“San Andreas” hits theaters this weekend, hoping to provide a jolt to the summer box office after Memorial Day ticket sales barely registered on the Richter Scale.
The 21st century answer to Irwin Allen’s disaster films of yore is on pace to debut to $40 million domestically when it bows in 3,777 locations. The Warner Bros. release deploys the latest CGI razzle dazzle in the service of depicting a massive earthquake that threatens to turn much of California into ocean bottom. The best special effect at its disposal may be Dwayne “the Rock” Johnson, a reliable draw at the box office in films such as the “Fast and Furious” and “G.I. Joe” movies.
In those films, however, he was part of an ensemble cast, so this will be a real test of Johnson’s ability to open and carry a movie on his prodigious back during the most competitive time of year. Village Roadshow Pictures co-financed and co-produced “San Andreas” with Warners to the tune of $110 million.
The disaster genre has been dormant of late, with more recent efforts such as “Into the Storm” and “Poseidon” failing to generate much excitement at the multiplexes. It’s also always difficult to launch an original film during the summer, a time of year usually dominated by sequels and comic book movies. However, “San Andreas” may benefit from an easily identifiable marketing hook through the recognizable fault that lends its name to the film.

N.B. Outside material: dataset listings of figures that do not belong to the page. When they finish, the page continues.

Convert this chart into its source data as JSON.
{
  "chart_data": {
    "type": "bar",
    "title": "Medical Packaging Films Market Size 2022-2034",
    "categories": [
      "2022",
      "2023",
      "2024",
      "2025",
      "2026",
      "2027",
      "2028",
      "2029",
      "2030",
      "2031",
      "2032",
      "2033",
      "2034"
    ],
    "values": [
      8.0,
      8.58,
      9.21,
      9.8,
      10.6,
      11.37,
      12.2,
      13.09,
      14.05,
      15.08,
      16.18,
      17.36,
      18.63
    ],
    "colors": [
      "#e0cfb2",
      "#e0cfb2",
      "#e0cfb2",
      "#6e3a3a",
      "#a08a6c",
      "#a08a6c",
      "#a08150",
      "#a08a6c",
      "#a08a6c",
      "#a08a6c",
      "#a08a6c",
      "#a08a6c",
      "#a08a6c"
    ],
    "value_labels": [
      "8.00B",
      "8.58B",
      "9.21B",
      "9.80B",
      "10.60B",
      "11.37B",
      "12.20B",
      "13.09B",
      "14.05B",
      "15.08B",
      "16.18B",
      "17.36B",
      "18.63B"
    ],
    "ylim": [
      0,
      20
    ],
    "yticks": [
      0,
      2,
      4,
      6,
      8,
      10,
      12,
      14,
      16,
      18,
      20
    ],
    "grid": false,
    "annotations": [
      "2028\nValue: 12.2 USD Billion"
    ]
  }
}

“When you say that title people instantly understand what they’re in for,” said Paul Dergarabedian, senior media analyst at Rentrak. “People are fascinated by this kind of thing — this type of end of the world stuff.”
Internationally, the film is set to open in 60 markets this weekend and 13,000 screens. The rollout includes such major territories as France, Germany, Russia, Brazil, the United Kingdom, Mexico and Australia. “San Andreas” debuts the following week in seven additional territories, including China and Korea.
The weekend’s other new wide release, Sony Pictures’ “Aloha,” is positioned as a counterprogramming option that will appeal to women. The Cameron Crowe romantic comedy made headlines last winter during the Sony hack, when emails were leaked from Amy Pascal in which the deposed studio chief disparaged the film and its script.
Despite the brush with ignominy, “Aloha” represents only a modest financial risk for the studio. The film cost $37 million to make. It also boasts a likable cast in Bradley Cooper, Emma Stone and Rachel McAdams that could draw crowds for whom Pascal’s name is likely to elicit blank stares. The movie is on track to open to $12 million, although Sony is being more conservative and predicting an opening in the $8 million to $10 million range.
Despite overseeing film classics such as “Say Anything” and “Jerry Maguire,” Crowe has seen his commercial appeal wane during the last decade, following box office disappointments like “Elizabethtown” and the less-than-stellar “We Bought a Zoo.”
The summer box office had been proceeding at a furious clip until last weekend’s Memorial Day holiday. Disney’s “Tomorrowland” underwhelmed with a $41.7 million debut, sending the overall box office for the four-day holiday to its lowest numbers since 2010. However, the box office is up about 3.6% year-to-date. Ticket sales will likely give back some of those gains, because revenues will have trouble matching the same weekend last year when “Maleficent” debuted to nearly $70 million.